Trotz des russischen Angriffs auf die Ukraine vor knapp vier Jahren sieht der Armeechef die Schweizer Politik davon unbeeindruckt. "Ich habe nicht das Gefühl, dass seither ein Ruck durchs Land gegangen wäre", sagte er. In einer Demokratie bestimme die Politik die Mittel. Das akzeptiere er, sagt Süssli. Aber er trage die Verantwortung für die Truppe. Es sei belastend zu wissen, dass im Ernstfall nur ein Drittel aller Soldatinnen und Soldaten vollständig ausgerüstet wäre.

"Ich erinnere mich noch genau an den 24. Februar 2022, als Russland die Ukraine angriff. Für mich war klar: Jetzt braucht es schonungslose Ehrlichkeit. Die Bevölkerung und die Politik dürfen nicht glauben, die Armee sei verteidigungsfähig, wenn sie es nicht ist", warnte der mit Jahresende abtretende Heereschef.

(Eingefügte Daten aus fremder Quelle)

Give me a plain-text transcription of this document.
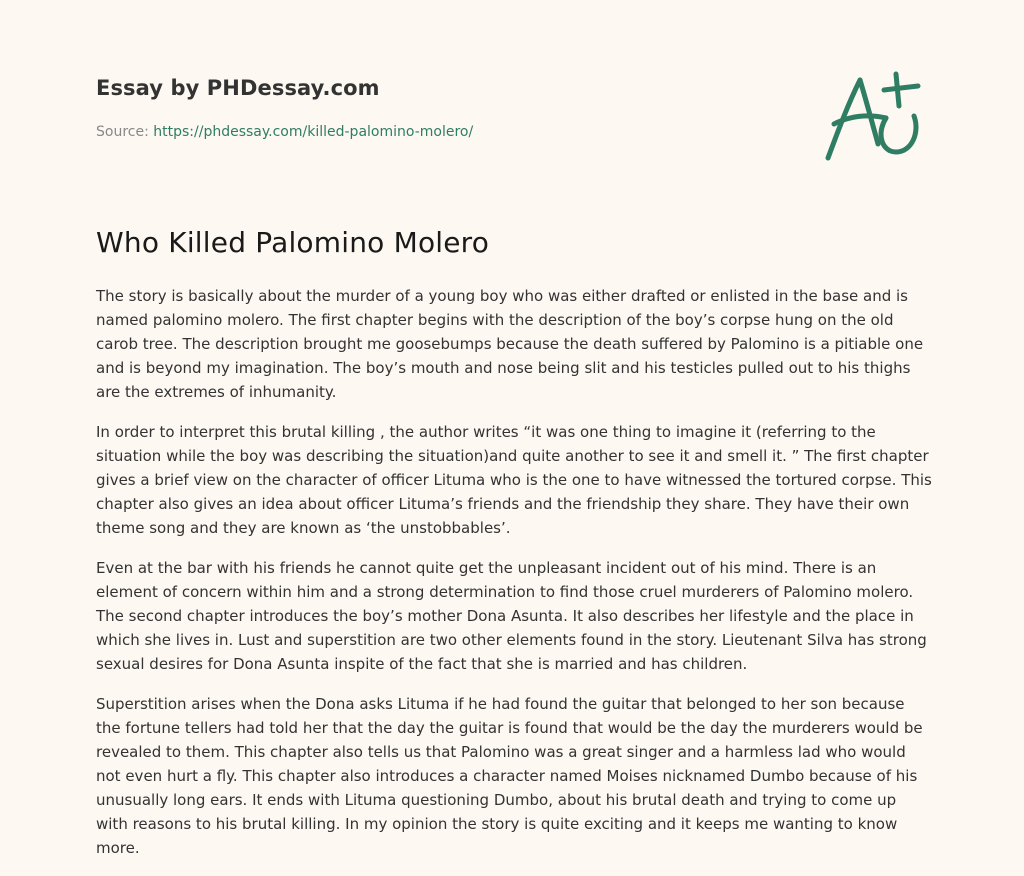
Essay by PHDessay.com
Source: https://phdessay.com/killed-palomino-molero/
Who Killed Palomino Molero

The story is basically about the murder of a young boy who was either drafted or enlisted in the base and is named palomino molero. The first chapter begins with the description of the boy’s corpse hung on the old carob tree. The description brought me goosebumps because the death suffered by Palomino is a pitiable one and is beyond my imagination. The boy’s mouth and nose being slit and his testicles pulled out to his thighs are the extremes of inhumanity.

In order to interpret this brutal killing , the author writes “it was one thing to imagine it (referring to the situation while the boy was describing the situation)and quite another to see it and smell it. ” The first chapter gives a brief view on the character of officer Lituma who is the one to have witnessed the tortured corpse. This chapter also gives an idea about officer Lituma’s friends and the friendship they share. They have their own theme song and they are known as ‘the unstobbables’.

Even at the bar with his friends he cannot quite get the unpleasant incident out of his mind. There is an element of concern within him and a strong determination to find those cruel murderers of Palomino molero. The second chapter introduces the boy’s mother Dona Asunta. It also describes her lifestyle and the place in which she lives in. Lust and superstition are two other elements found in the story. Lieutenant Silva has strong sexual desires for Dona Asunta inspite of the fact that she is married and has children.

Superstition arises when the Dona asks Lituma if he had found the guitar that belonged to her son because the fortune tellers had told her that the day the guitar is found that would be the day the murderers would be revealed to them. This chapter also tells us that Palomino was a great singer and a harmless lad who would not even hurt a fly. This chapter also introduces a character named Moises nicknamed Dumbo because of his unusually long ears. It ends with Lituma questioning Dumbo, about his brutal death and trying to come up with reasons to his brutal killing. In my opinion the story is quite exciting and it keeps me wanting to know more.
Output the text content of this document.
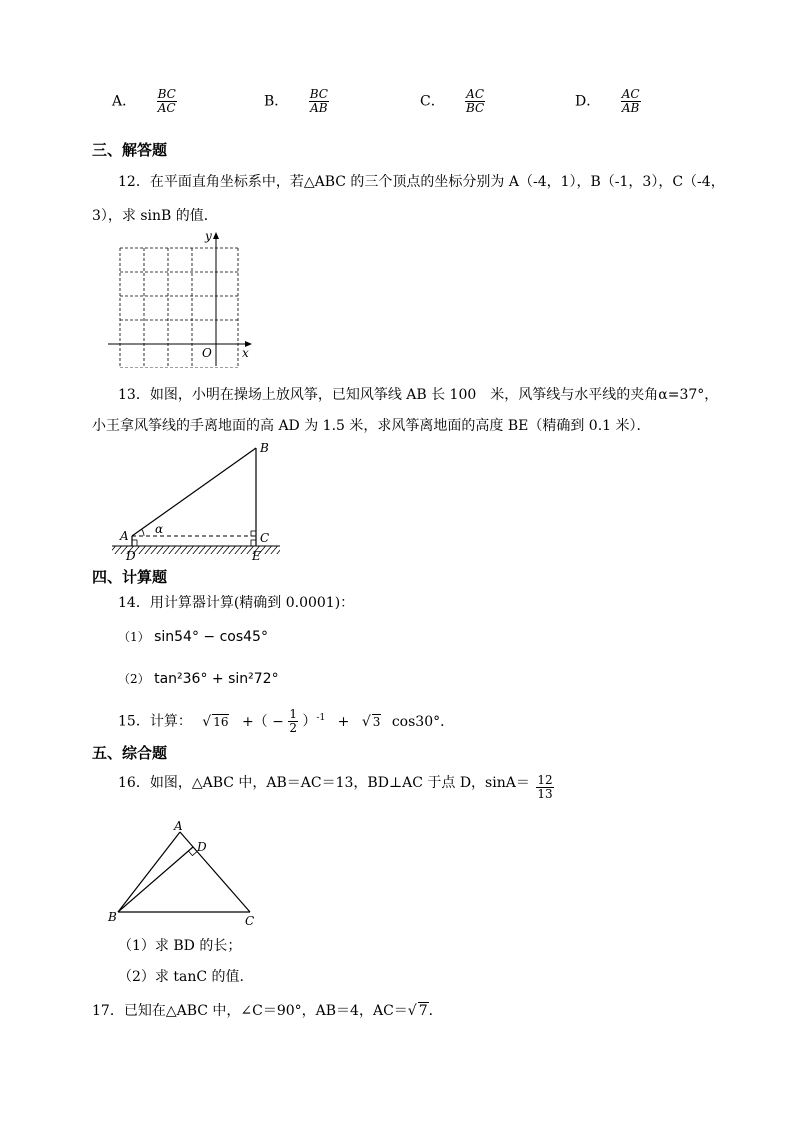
A． $\frac{BC}{AC}$	B． $\frac{BC}{AB}$	C． $\frac{AC}{BC}$	D． $\frac{AC}{AB}$
三、解答题
12．在平面直角坐标系中，若△ABC 的三个顶点的坐标分别为 A（-4，1），B（-1，3），C（-4，
3），求 sinB 的值．
y
O	x
13．如图，小明在操场上放风筝，已知风筝线 AB 长 100　米，风筝线与水平线的夹角α=37°，
小王拿风筝线的手离地面的高 AD 为 1.5 米，求风筝离地面的高度 BE（精确到 0.1 米）．
B
A α
C
D	E
四、计算题
14．用计算器计算(精确到 0.0001)：
（1） sin54° − cos45°
（2） tan²36° + sin²72°
15．计算： √ 16 +（ − $\frac{1}{2} )^{-1}$ + √ 3 cos30°．
五、综合题
16．如图，△ABC 中，AB＝AC＝13，BD⊥AC 于点 D，$\sin A= \frac{12}{13}$
A
D
B	C
（1）求 BD 的长；
（2）求 tanC 的值.
17．已知在△ABC 中，∠C＝90°，AB＝4，AC＝√ 7．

Warum kein Ruck durch die Schweiz gegangen sei nach dem russischen Überfall auf die Ukraine? Süssli sieht drei Gründe. Erstens liege der letzte Krieg auf Schweizer Boden fast 180 Jahre zurück - der Sonderbundskrieg (Bürgerkrieg zwischen Liberalen und Konservativen, Anm.) von 1847. "Wir haben deswegen zum Glück keine kollektive Erinnerung an Kriege, anders als etwa Estland oder Polen", sagte er. Zweitens wirke der Ukraine-Krieg für viele weit weg. "Tatsächlich liegen zwischen uns und der Ukraine aber nur zwei Länder: Ungarn und Österreich", mahnte Süssli.

Und drittens gebe es die irreführende Vorstellung, dass Neutralität automatisch schütze. Der Armeechef plädiert zudem für internationale Zusammenarbeit. "Die Schweiz kann sich nicht autonom verteidigen. Deshalb müssen wir mit anderen Armeen kooperieren können und interoperabel sein, also zusammen funktionieren. Dafür braucht es eine jahrelange Vorbereitung, die bereits begonnen hat", betont er.

Wenn die Schweiz erst ab 2032 oder 2035 ein Prozent des Bruttoinlandproduktes investieren wolle, dauere es bis etwa 2050, um das Land verteidigungsbereit zu machen. Das sei aber zu lang angesichts der Bedrohung. Aber die Schweizer Armee mache Fortschritte, um beim rasanten Wandel auf dem Gefechtsfeld mitzuhalten.